Emerging market stocks are lagging behind those in developed economies by the most since 2013’s “taper tantrum”, as investors fret that global tightening in monetary policy will trigger a flight away from the asset class.
MSCI’s EM benchmark is essentially flat for 2021 in US dollar terms, including dividend payments. The lacklustre performance starkly contrasts with the index provider’s global gauge of DM stocks that has delivered returns of more than 20 per cent so far this year, bolstered by gains in US and European equities.
EM bonds have also fared poorly, with a fall in prices more than offsetting the relatively juicy interest payments investors earn from holding the debt. JPMorgan’s index tracking debt issued in local currency is down 8.1 per cent for the year to date in US dollar terms. A similar gauge of bonds issued in major developed market currencies is off 1.5 per cent.
Analysts warn that market conditions could deteriorate further after the Federal Reserve announced plans this week to begin reining in its coronavirus crisis stimulus measures. In 2013, the US central bank’s decision to begin easing its economic support measures prompted a heavy sell-off in emerging market assets, part of a broad shake-up in financial markets dubbed the taper tantrum.
“We are heading into a scenario of slowing global growth and rising inflation, with central banks being forced to act. That should be super negative for emerging markets in general,” said Minna Kuusisto, head of global macro research at Danske Bank in Helsinki.

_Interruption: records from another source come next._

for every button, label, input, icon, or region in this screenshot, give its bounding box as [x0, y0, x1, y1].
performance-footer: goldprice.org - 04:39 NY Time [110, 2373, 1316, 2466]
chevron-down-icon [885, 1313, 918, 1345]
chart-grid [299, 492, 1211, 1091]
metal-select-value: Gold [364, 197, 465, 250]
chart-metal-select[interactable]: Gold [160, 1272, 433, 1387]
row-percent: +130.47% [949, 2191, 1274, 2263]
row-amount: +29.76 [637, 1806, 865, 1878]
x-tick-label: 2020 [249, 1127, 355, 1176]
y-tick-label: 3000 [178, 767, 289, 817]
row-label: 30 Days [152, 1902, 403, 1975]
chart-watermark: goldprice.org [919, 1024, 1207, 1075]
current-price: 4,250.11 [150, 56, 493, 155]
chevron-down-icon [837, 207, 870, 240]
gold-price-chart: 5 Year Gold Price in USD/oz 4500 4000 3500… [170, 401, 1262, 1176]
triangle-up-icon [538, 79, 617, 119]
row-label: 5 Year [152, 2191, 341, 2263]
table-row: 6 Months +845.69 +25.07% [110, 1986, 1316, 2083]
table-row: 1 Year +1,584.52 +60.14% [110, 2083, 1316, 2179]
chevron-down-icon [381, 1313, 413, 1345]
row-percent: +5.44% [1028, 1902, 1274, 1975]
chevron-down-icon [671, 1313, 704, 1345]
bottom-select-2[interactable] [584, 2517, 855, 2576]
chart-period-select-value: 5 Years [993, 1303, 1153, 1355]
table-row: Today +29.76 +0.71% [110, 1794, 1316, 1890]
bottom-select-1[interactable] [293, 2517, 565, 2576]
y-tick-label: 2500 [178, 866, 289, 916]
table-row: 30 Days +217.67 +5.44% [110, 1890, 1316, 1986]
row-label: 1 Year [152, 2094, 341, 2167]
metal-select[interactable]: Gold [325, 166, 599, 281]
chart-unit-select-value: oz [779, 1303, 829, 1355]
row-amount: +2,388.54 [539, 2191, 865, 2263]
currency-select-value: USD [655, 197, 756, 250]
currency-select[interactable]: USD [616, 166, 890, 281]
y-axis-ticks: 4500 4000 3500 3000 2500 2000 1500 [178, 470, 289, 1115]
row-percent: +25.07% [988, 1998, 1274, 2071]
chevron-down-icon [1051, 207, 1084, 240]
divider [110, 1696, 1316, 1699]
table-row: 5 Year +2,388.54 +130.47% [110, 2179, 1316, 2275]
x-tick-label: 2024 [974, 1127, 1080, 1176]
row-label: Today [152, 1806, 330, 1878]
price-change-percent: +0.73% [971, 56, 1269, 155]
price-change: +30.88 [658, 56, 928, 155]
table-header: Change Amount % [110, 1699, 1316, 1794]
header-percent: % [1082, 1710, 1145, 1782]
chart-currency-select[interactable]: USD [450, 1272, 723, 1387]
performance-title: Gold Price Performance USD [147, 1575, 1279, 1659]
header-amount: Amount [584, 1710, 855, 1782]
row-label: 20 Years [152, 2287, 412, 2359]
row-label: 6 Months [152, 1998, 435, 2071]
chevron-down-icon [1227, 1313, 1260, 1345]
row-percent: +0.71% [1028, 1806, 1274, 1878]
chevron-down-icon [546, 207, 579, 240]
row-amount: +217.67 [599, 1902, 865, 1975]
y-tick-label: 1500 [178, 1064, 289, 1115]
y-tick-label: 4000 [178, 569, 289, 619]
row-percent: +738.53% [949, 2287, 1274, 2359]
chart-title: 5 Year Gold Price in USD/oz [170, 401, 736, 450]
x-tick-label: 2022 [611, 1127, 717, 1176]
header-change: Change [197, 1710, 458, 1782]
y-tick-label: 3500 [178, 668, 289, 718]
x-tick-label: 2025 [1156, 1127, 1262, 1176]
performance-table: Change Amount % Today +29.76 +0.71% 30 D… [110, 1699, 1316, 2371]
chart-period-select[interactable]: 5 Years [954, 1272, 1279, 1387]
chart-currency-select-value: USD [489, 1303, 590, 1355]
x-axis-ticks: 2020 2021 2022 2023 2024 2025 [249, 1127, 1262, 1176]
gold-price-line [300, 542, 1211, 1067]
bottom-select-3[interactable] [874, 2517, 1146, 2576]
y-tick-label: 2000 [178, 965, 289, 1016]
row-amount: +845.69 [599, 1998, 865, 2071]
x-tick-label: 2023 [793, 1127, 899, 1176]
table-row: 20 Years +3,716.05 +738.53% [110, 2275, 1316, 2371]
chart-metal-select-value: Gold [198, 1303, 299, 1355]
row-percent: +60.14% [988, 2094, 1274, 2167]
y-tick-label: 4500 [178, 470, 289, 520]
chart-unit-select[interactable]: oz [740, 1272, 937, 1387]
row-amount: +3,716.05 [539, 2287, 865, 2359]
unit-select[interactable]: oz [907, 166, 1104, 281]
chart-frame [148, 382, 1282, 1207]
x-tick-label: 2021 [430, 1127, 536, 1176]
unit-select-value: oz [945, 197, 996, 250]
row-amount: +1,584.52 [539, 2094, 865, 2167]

Other risks include a sharper than expected slowdown in the Chinese economy — a key driver of growth across emerging markets for the past two decades — and, for many poor countries, severe delays in vaccination against coronavirus, putting recoveries from the pandemic in jeopardy.

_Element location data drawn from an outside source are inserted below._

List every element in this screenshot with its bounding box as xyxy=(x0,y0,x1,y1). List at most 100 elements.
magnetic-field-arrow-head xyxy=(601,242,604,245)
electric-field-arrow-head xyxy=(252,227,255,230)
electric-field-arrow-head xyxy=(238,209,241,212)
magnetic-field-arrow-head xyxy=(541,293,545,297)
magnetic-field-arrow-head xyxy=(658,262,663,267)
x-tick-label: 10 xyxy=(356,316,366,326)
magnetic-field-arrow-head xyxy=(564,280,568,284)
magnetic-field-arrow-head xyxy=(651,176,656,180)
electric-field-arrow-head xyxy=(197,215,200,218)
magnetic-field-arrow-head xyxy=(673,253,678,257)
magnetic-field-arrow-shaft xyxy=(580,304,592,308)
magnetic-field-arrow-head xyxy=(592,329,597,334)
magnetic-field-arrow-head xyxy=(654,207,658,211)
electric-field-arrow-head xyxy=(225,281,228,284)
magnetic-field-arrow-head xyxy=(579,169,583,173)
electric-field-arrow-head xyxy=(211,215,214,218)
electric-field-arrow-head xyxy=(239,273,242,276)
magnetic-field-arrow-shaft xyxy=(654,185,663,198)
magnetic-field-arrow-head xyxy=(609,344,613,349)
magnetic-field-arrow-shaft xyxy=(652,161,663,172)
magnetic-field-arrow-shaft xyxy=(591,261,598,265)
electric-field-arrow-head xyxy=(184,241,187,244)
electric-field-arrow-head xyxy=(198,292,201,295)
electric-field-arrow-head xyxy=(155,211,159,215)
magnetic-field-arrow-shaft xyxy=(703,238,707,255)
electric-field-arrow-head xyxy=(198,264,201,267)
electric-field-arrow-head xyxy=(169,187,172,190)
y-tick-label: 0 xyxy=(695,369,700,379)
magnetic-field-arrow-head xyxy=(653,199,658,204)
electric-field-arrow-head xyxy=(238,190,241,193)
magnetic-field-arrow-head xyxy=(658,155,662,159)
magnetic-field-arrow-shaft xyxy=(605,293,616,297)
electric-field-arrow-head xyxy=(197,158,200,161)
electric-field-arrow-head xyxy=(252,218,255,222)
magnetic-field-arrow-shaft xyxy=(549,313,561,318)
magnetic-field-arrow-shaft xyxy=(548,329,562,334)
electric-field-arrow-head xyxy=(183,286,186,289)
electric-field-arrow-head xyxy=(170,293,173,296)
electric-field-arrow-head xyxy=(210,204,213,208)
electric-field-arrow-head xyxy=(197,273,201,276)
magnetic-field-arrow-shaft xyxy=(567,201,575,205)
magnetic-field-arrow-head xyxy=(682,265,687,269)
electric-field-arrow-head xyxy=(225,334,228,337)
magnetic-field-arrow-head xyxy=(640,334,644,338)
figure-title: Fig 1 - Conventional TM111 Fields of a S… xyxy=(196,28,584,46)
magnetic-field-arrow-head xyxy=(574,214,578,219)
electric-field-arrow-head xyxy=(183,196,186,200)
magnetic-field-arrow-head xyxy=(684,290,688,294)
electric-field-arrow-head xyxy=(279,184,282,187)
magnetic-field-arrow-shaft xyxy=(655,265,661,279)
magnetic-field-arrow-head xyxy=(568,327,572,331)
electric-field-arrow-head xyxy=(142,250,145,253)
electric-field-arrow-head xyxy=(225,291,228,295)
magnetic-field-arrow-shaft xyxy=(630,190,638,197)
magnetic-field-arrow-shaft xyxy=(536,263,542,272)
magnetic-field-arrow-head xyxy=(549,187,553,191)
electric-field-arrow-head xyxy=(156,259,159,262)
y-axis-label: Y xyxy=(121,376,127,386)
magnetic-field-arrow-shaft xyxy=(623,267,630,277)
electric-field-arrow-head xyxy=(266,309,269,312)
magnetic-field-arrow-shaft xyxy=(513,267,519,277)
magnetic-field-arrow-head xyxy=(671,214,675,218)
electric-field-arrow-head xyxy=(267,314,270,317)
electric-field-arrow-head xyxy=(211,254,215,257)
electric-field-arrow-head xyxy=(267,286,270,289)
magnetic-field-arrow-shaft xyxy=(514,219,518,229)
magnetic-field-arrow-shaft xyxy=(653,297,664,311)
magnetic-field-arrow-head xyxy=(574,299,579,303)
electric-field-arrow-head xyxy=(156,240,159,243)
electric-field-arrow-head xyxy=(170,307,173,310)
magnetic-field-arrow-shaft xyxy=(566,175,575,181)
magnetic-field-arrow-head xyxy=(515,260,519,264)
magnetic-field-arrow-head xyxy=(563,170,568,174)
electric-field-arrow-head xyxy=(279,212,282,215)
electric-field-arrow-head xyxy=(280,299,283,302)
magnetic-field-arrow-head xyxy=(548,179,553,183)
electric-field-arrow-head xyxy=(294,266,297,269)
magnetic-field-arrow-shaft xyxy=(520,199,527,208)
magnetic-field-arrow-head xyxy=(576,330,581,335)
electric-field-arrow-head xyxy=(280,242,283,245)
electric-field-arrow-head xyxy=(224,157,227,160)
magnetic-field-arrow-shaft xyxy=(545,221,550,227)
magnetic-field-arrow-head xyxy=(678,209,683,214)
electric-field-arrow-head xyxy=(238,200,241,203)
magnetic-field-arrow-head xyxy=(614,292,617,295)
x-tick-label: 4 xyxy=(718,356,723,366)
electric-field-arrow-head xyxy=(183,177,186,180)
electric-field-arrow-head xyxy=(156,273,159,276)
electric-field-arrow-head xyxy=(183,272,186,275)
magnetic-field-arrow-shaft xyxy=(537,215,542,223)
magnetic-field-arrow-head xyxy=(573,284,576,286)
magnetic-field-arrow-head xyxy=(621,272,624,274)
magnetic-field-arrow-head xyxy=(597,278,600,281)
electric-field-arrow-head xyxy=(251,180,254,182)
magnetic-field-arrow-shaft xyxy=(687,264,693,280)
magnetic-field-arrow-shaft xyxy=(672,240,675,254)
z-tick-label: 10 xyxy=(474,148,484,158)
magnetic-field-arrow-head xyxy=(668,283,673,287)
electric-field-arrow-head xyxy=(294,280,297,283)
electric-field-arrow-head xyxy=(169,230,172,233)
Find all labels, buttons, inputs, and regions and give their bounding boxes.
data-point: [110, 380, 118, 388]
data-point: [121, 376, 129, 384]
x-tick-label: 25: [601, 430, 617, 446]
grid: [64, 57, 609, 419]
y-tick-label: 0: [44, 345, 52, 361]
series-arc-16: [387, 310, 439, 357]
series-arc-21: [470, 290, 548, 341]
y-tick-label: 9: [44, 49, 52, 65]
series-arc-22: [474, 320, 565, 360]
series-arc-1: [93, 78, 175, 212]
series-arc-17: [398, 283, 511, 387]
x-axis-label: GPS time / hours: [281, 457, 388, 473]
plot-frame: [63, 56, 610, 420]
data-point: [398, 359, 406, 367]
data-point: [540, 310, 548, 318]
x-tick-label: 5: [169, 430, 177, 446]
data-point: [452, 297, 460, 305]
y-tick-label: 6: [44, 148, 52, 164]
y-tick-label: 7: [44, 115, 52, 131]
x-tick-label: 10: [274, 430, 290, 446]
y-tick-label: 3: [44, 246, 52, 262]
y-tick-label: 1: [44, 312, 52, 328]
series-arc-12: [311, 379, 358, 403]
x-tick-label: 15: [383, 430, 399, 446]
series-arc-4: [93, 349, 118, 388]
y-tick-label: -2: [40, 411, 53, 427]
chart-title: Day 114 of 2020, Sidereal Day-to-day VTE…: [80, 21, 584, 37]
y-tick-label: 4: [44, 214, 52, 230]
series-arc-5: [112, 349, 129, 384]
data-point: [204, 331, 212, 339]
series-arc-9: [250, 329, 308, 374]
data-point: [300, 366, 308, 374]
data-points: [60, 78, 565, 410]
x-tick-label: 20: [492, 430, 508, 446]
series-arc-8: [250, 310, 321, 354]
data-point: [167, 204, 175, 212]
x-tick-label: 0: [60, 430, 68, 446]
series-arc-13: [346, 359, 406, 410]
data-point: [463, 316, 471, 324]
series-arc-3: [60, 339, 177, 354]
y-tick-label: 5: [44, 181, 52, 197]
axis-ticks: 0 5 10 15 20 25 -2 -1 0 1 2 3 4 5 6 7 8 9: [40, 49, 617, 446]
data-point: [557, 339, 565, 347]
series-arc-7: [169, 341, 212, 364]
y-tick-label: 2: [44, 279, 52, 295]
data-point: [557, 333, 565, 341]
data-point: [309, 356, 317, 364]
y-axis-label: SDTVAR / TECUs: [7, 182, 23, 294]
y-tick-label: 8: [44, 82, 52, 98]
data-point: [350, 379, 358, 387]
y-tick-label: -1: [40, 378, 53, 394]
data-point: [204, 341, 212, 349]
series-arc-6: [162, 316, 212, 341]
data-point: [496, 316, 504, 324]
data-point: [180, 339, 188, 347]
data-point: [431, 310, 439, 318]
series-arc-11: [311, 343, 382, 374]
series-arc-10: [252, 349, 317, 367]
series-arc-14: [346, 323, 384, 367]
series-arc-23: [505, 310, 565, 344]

Despite this year’s poor returns and the risks ahead, investors have continued to put money into emerging market assets.
After a bout of panic selling at the onset of the pandemic in March last year, in which foreign investors took $90bn out from emerging market debt and equities, net portfolio flows to EM assets have been positive in all but one of the 19 months since. Almost $790bn has flooded back in, including $25bn in October, according to the Institute of International Finance, an industry association.
One reason is the trillions of dollars pumped into global financial markets by the Fed and other advanced economy central banks during the pandemic. Many governments in emerging markets have seized the opportunity to issue new debt at lower interest rates than those usually on offer. Starved of yield elsewhere, and with attractive valuations compared with assets in advanced economies, foreign investors have piled in.
But that has not been enough to drive prices up. One factor weighing them down, analysts say, has been the threat of rising inflation around the world, something that has pushed bond yields higher across developed markets.
“Prices reflect expectations for the future,” said David Hauner, emerging market strategist and economist at Bank of America. “Global rates have spiked and that has weakened prices, even though investors time and again have tried to buy the dip.”
Policymakers in many emerging markets began tightening earlier this year. Some have been aggressively raising interest rates in the face of accelerating consumer price inflation.
This in itself will put a brake on growth. But emerging economies are in a particular bind because one of the factors driving inflation is rising energy prices, caused partly by pandemic-related disruptions. Some countries such as Russia stand to benefit, but many emerging markets will be hurt by higher fuel prices in a world of slower growth.
Kuusisto singled out India, Turkey and Egypt as particularly vulnerable. But most emerging countries in Europe, Asia and Latin America will suffer over the coming months, she warned, as energy puts an additional drag on growth.
“Markets are focusing on inflation but not on growth stagnating,” she said. “I’m not sure if they have really paid attention [to rising energy prices] and the implications for emerging markets.”
This leaves EM stocks and bonds particularly exposed to the threat of rising interest rates in the US and other advanced economies, which will reduce the appeal of risky assets.
Many analysts say a carbon copy of the taper tantrum is unlikely because, this time, investors will not be taken by surprise. They also note that many emerging economies have built up powerful buffers in the form of foreign exchange reserves and more resilient debt profiles, with less reliance on foreign currency debt or short-term borrowing.
But the pandemic has challenged some of those defences. Trade balances have been hit by rising commodity prices, while debt has piled up, often of short duration and with an increasing share held by foreign investors, leaving many countries vulnerable to withdrawals.
Kuusisto at Danske Bank fears flows to emerging market assets may not hold up for long: “There are just so many risks,” she said.